A shot rang out beside her, the ordinance splashing into the hardpacked dirt beside her. “You have friends? How?” She stomped on Erach’s side, taking minimal satisfaction in the sound of ribs breaking, and ran away from the guns.

It was a guess at best. They could have been herding her. Could be setting an ambush. But staying still was a worse option.

The stolen gun was heavy in her hands. Pre-isolation style with metal bullets. It was a crude, wasteful sort of weapon, but it would kill someone. 

Without her implant, her lungs started to burn. Her legs insisted she didn’t want to run this fast over uneven ground.

It went against all her training to keep moving rather than stand and fight.

The ground exploded to her right from another shot behind her. She dodged left.

Zig-zagging, weaving. It was like being in a fighter, except there wasn’t comforting weight of her uniform, no guns, no communications. 

Last time things had been this desperate was when Hollis had cracked her hull and she’d been forced to put up a heavy shield or breath vacuum.

Ancestors, that had been a day. If Mal hadn’t been there keeping her calm, she would have run short of oxygen long before she made it to safety.

Breath. Keep breathing, Ro. Steady. Count it out.

She focused on breathing. Her feet kept going, moving along the unpredictable lines of the fighter’s flight path until she reached the dubious safety of the trees. Even without her nanites she could cover a kilometer in under ten minutes. Time and distance would give her an advantage.

Glancing behind, she tried to gauge the distance to where Erach lay. A couple of klicks at most. It looked further than it was, but there was a slope that stretched to the horizon. The open plain was the top of a plateau. 
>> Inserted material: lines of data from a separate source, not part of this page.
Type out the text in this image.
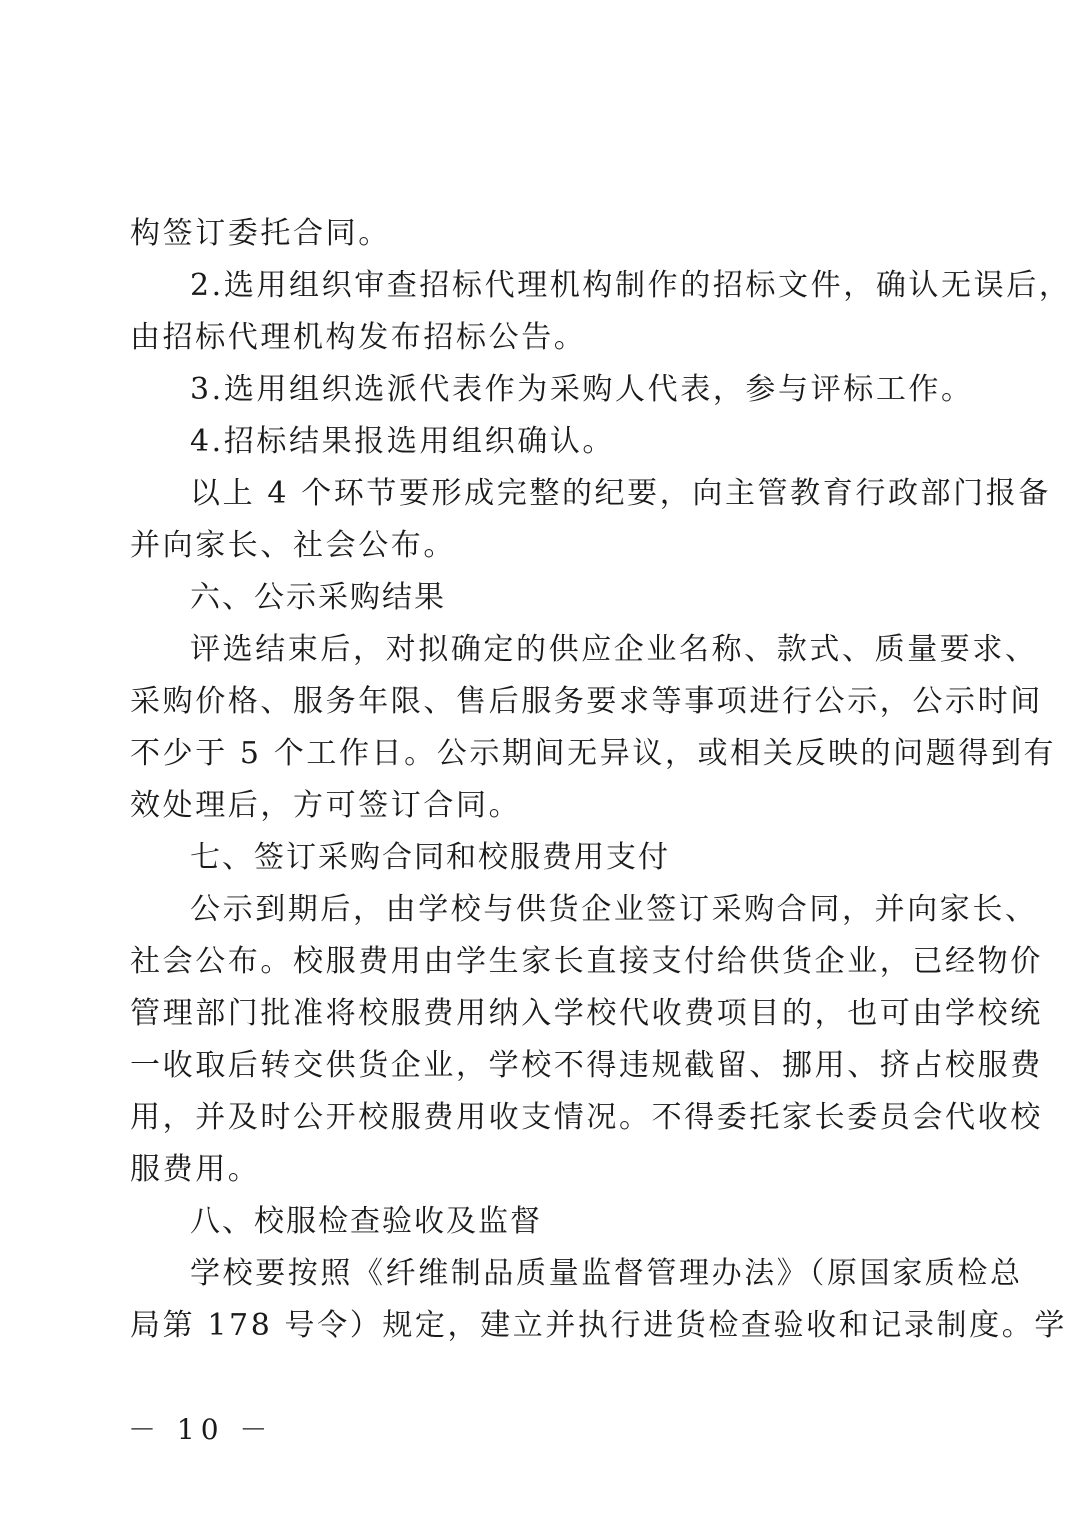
构签订委托合同。
2.选用组织审查招标代理机构制作的招标文件，确认无误后，
由招标代理机构发布招标公告。
3.选用组织选派代表作为采购人代表，参与评标工作。
4.招标结果报选用组织确认。
以上 4 个环节要形成完整的纪要，向主管教育行政部门报备
并向家长、社会公布。
六、公示采购结果
评选结束后，对拟确定的供应企业名称、款式、质量要求、
采购价格、服务年限、售后服务要求等事项进行公示，公示时间
不少于 5 个工作日。公示期间无异议，或相关反映的问题得到有
效处理后，方可签订合同。
七、签订采购合同和校服费用支付
公示到期后，由学校与供货企业签订采购合同，并向家长、
社会公布。校服费用由学生家长直接支付给供货企业，已经物价
管理部门批准将校服费用纳入学校代收费项目的，也可由学校统
一收取后转交供货企业，学校不得违规截留、挪用、挤占校服费
用，并及时公开校服费用收支情况。不得委托家长委员会代收校
服费用。
八、校服检查验收及监督
学校要按照《纤维制品质量监督管理办法》（原国家质检总
局第 178 号令）规定，建立并执行进货检查验收和记录制度。学
－ 10 －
An animal shout filled the air, a long, low howl from the dawn of time that silenced the insects and made the hair on the back of her neck stand on end.

Hellhounds.

They’d brought the hunting hounds after her. 

Standing to fight wasn’t a question. Her implant wasn’t recharging fast enough and she couldn’t defend against the dogs while moving. 
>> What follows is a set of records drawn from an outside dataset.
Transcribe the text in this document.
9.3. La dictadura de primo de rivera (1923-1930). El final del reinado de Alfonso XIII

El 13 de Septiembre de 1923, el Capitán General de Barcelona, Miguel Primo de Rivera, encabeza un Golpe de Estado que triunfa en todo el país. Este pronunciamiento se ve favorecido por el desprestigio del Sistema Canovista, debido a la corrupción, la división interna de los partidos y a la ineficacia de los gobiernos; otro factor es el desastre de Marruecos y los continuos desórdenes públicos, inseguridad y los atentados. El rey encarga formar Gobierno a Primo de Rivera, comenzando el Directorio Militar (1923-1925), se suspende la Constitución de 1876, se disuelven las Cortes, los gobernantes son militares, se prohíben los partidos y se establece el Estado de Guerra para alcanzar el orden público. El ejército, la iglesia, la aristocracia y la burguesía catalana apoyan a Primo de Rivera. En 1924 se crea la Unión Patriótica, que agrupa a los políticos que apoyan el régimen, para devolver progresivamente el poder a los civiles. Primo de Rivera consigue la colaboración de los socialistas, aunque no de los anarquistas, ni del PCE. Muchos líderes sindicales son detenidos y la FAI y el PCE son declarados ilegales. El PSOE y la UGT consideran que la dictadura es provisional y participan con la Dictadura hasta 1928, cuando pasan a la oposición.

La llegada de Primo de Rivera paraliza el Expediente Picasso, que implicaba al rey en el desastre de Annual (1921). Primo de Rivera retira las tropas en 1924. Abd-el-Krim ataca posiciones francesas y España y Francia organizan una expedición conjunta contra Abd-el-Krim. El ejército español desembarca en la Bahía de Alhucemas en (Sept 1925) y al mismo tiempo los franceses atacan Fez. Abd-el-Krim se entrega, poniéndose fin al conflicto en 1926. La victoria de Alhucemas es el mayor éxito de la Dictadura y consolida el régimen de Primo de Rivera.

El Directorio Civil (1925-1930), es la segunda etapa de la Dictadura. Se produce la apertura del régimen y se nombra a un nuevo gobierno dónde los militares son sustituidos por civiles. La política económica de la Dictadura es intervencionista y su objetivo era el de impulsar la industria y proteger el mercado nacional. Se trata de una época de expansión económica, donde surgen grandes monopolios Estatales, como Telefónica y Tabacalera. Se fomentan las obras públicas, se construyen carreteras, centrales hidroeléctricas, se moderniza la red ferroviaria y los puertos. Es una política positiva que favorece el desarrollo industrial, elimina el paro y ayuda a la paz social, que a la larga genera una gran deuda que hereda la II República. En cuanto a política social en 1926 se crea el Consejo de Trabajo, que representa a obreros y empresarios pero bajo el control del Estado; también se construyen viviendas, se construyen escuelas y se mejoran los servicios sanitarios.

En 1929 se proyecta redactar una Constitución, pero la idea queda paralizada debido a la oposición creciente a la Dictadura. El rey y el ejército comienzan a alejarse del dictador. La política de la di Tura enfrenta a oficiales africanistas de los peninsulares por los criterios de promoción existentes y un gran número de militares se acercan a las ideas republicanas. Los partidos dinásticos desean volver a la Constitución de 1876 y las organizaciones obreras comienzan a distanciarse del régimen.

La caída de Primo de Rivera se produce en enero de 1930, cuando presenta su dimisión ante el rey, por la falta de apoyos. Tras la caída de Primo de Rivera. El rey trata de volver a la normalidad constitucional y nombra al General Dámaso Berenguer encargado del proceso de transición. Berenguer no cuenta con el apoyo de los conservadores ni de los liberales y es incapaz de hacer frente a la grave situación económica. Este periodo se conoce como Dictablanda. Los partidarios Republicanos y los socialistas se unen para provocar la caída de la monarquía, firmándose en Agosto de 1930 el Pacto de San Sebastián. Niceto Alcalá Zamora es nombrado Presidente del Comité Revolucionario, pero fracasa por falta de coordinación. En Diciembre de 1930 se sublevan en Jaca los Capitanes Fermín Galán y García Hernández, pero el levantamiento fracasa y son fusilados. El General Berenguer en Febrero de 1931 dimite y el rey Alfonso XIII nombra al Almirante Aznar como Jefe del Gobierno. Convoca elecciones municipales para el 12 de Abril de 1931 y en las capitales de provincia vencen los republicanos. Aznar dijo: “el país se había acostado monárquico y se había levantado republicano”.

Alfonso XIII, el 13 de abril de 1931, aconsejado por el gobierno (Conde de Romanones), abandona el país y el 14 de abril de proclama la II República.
Rowena looked up at the canopy.

The edge of the forest was filled with light, pretty and inviting, but horrible for defense. The deeper forest would have more options for camouflage.

Think of it as a training exercise. A practice drill. Can your cadets do this?

Of course they can.

So can you. 

In a few hours, there’d be other concerns. Water was important in this heat.

Food.

Shelter, if it rained or it grew cold tonight.

Communications, if her implant didn’t recharge. 

She should have asked Erach how he’d nulled her implant before she put his rib bone through his lung. 

The baying hounds grew closer as she sprinted past the edgewood for the darker parts of the forest. Ancestors, if you can forgive me, send some help.

Ducking under a low branch, she plunged into the undergrowth and ran for her life.